STUCK in a traffic jam in one of those new-fangled London cabs during the week in the Euston Road and looking back, I noticed a well-dressed cyclist weaving through the parked cars. As he came alongside I saw that it was Jon Snow of Channel 4 News. Alas, it was too late to get the window down and ask for a selfie.

I’ve bumped into Snow in various odd places over the years and he has always been warm and open. Channel 4 News is the best news programme on air and his avuncular presence helps make it so. It’s a real shame he is leaving. I hope it’s nothing to do with the looming privatisation of the channel and its certain independent demise, but if it is I hope he speaks out.

‘Mob’ justice?

DID a Home Office spokesperson really say this about the peaceful protest in Pollokshields which prevented the seizure of two asylum seekers? “It is completely unacceptable for a mob to stop the lawful removal of people living in our country illegally. We 100% back the frontline in removing those with no right to be here.”

They were the best-behaved mob I’ve ever seen. The majority wore masks and chatted amicably between themselves as they sat down blocking the street. The only thing missing was tea and biscuits. And a choir. Perhaps next time?

I don’t know whether the two men arrested by Border Force are genuine asylum seekers or not, although that really isn’t the point. A deportation order from Westminster was unimplementable because of the size of the protest and because the police, responsible to Holyrood, were not going to assist in enforcing it. Two administrations were at odds, not for the first time.

What happens now? Do Border Force turn up in plain clothes and unmarked vans in the middle of the night to swoop? If the protest becomes a little more boisterous than Thursday’s, what will be the police reaction in “keeping the peace”, given they had horses and riot gear in reserve at Pollokshields? And who pays for the dozens of officers who did, and will, turn up for these events?

This isn’t going to go well.

No small beer

APPARENTLY, every Brit needs to drink 124 pints or 122 glasses of wine to save their local pub, although I’m not sure if that’s before or after a meal. It’s a challenge, but we have our duty to do.

Biden his time?

ALMOST 50 years ago now I visited the rancid Palestinian refugee camps in Lebanon, Sabra and Shatila where, a few years later, Phalangist militias massacred more than 3,000 people, some of whom I knew and had talked to. The Israel Defense Forces, under Ariel Sharon, stood back and lit up the camps so that it could be better achieved.

I have been to Jerusalem and Tel Aviv many times and reported mainly from Israel during the Gulf War. I have also been to Gaza. This latest chapter in the bloody tragedy kicked off when Jewish settlers, many with New York accents, and backed by law, claimed houses or land in Jerusalem they said had been in their families prior to 1948, when Israel was created. There is no such right for Arabs or Palestinians.

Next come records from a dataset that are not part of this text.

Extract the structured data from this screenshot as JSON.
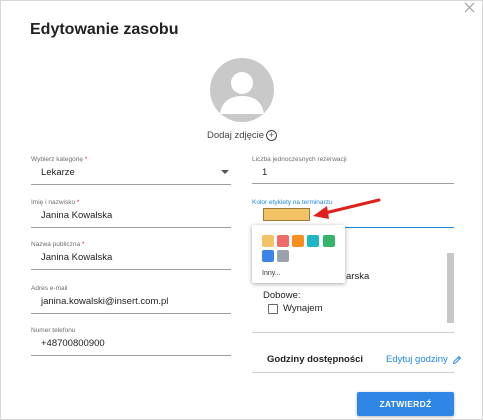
{
  "dialog": {
    "title": "Edytowanie zasobu",
    "add_photo": "Dodaj zdjęcie",
    "submit": "ZATWIERDŹ"
  },
  "left": {
    "category": {
      "label": "Wybierz kategorię",
      "required": "*",
      "value": "Lekarze"
    },
    "name": {
      "label": "Imię i nazwisko",
      "required": "*",
      "value": "Janina Kowalska"
    },
    "public_name": {
      "label": "Nazwa publiczna",
      "required": "*",
      "value": "Janina Kowalska"
    },
    "email": {
      "label": "Adres e-mail",
      "value": "janina.kowalski@insert.com.pl"
    },
    "phone": {
      "label": "Numer telefonu",
      "value": "+48700800900"
    }
  },
  "right": {
    "concurrent": {
      "label": "Liczba jednoczesnych rezerwacji",
      "value": "1"
    },
    "color": {
      "label": "Kolor etykiety na terminarzu",
      "selected": "#f2c266"
    },
    "palette": {
      "colors": [
        "#f2c266",
        "#ef6c6c",
        "#f5901e",
        "#1fb7c4",
        "#35b56b",
        "#3c84e6",
        "#9aa3ad"
      ],
      "other_label": "Inny..."
    },
    "partial_text": "arska",
    "daily_label": "Dobowe:",
    "rent_label": "Wynajem",
    "hours_title": "Godziny dostępności",
    "edit_hours": "Edytuj godziny"
  },
  "colors": {
    "accent": "#1e88e5",
    "button": "#2f86e4",
    "arrow": "#e0201d"
  }
}
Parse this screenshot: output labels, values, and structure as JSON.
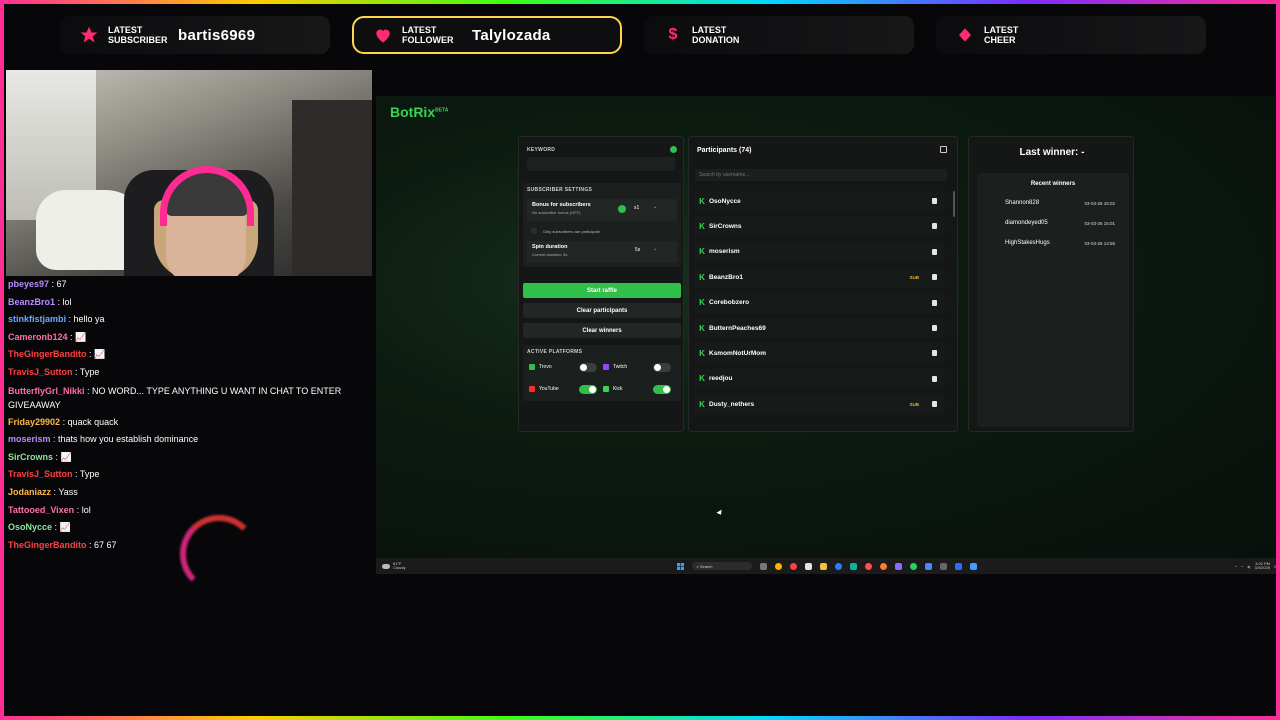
{
  "alerts": [
    {
      "label_line1": "LATEST",
      "label_line2": "SUBSCRIBER",
      "value": "bartis6969",
      "icon": "star-icon",
      "active": false
    },
    {
      "label_line1": "LATEST",
      "label_line2": "FOLLOWER",
      "value": "Talylozada",
      "icon": "heart-icon",
      "active": true
    },
    {
      "label_line1": "LATEST",
      "label_line2": "DONATION",
      "value": "",
      "icon": "dollar-icon",
      "active": false
    },
    {
      "label_line1": "LATEST",
      "label_line2": "CHEER",
      "value": "",
      "icon": "diamond-icon",
      "active": false
    }
  ],
  "chat": [
    {
      "user": "pbeyes97",
      "color": "#b88cff",
      "text": ": 67"
    },
    {
      "user": "BeanzBro1",
      "color": "#b88cff",
      "text": ": lol"
    },
    {
      "user": "stinkfistjambi",
      "color": "#6aa8ff",
      "text": ": hello ya"
    },
    {
      "user": "Cameronb124",
      "color": "#ff6fa5",
      "text": ": 📈"
    },
    {
      "user": "TheGingerBandito",
      "color": "#ff4040",
      "text": ": 📈"
    },
    {
      "user": "TravisJ_Sutton",
      "color": "#ff4040",
      "text": ": Type"
    },
    {
      "user": "ButterflyGrl_Nikki",
      "color": "#ff6fa5",
      "text": ": NO WORD... TYPE ANYTHING U WANT IN CHAT TO ENTER GIVEAAWAY"
    },
    {
      "user": "Friday29902",
      "color": "#ffb84a",
      "text": ": quack quack"
    },
    {
      "user": "moserism",
      "color": "#b88cff",
      "text": ": thats how you establish dominance"
    },
    {
      "user": "SirCrowns",
      "color": "#8fe39b",
      "text": ": 📈"
    },
    {
      "user": "TravisJ_Sutton",
      "color": "#ff4040",
      "text": ": Type"
    },
    {
      "user": "Jodaniazz",
      "color": "#ffb84a",
      "text": ": Yass"
    },
    {
      "user": "Tattooed_Vixen",
      "color": "#ff6fa5",
      "text": ": lol"
    },
    {
      "user": "OsoNycce",
      "color": "#8fe39b",
      "text": ": 📈"
    },
    {
      "user": "TheGingerBandito",
      "color": "#ff4040",
      "text": ": 67 67"
    }
  ],
  "app": {
    "logo": "BotRix",
    "logo_tag": "BETA",
    "keyword_label": "KEYWORD",
    "subscriber_settings_label": "SUBSCRIBER SETTINGS",
    "bonus_title": "Bonus for subscribers",
    "bonus_sub": "No subscriber bonus (OFF)",
    "bonus_value": "x1",
    "only_subs_label": "Only subscribers can participate",
    "spin_title": "Spin duration",
    "spin_sub": "Current duration: 5s",
    "spin_value": "5s",
    "start_btn": "Start raffle",
    "clear_participants_btn": "Clear participants",
    "clear_winners_btn": "Clear winners",
    "platforms_label": "ACTIVE PLATFORMS",
    "platforms": [
      {
        "name": "Trovo",
        "on": false
      },
      {
        "name": "Twitch",
        "on": false
      },
      {
        "name": "YouTube",
        "on": true
      },
      {
        "name": "Kick",
        "on": true
      }
    ],
    "participants_title": "Participants (74)",
    "search_placeholder": "Search by username...",
    "participants": [
      {
        "name": "OsoNycce",
        "sub": false
      },
      {
        "name": "SirCrowns",
        "sub": false
      },
      {
        "name": "moserism",
        "sub": false
      },
      {
        "name": "BeanzBro1",
        "sub": true
      },
      {
        "name": "Corebobzero",
        "sub": false
      },
      {
        "name": "ButternPeaches69",
        "sub": false
      },
      {
        "name": "KsmomNotUrMom",
        "sub": false
      },
      {
        "name": "reedjou",
        "sub": false
      },
      {
        "name": "Dusty_nethers",
        "sub": true
      }
    ],
    "sub_badge": "SUB",
    "last_winner": "Last winner: -",
    "recent_winners_label": "Recent winners",
    "winners": [
      {
        "name": "Shannon828",
        "date": "03-03-26 15:02"
      },
      {
        "name": "diamondeyed05",
        "date": "03-03-26 15:01"
      },
      {
        "name": "HighStakesHugs",
        "date": "03-03-26 14:56"
      }
    ]
  },
  "taskbar": {
    "weather_temp": "61°F",
    "weather_text": "Cloudy",
    "search": "Search",
    "time": "3:02 PM",
    "date": "3/3/2026"
  }
}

Britain created this when we, as one people, gave a second people the land occupied by a third. But it is the United States which is paying for the F-16s, and the supposed targeted missiles and bombs blowing Gaza, and children, to bits.

Only they can insist on a just solution for both sides. The US president, Joe Biden, shows no interest in doing so. This will outlive him, and me, and probably you.

Questionable quality

WHAT has become of Question Time? It used to be a “must watch” with David Dimbleby, even if you didn’t agree with any of the panellists and the questioners from the audience. Since the pandemic, it has become utter dross and apparently an expensive recruitment audition for Gogglebox.

The show is produced by the production company Mentorn, notionally from Glasgow, and since Covid there has been a virtual audience of 50 people – QT50 in Beeb jargon – who applied for it and were allegedly interviewed about their political persuasions. Aye, right.

What on Earth is the point in having the same basic audience of 50 – other than it’s cheap and easy for Mentorn – when, like Andrea on Thursday, someone is on for half a dozen times spouting the same thing?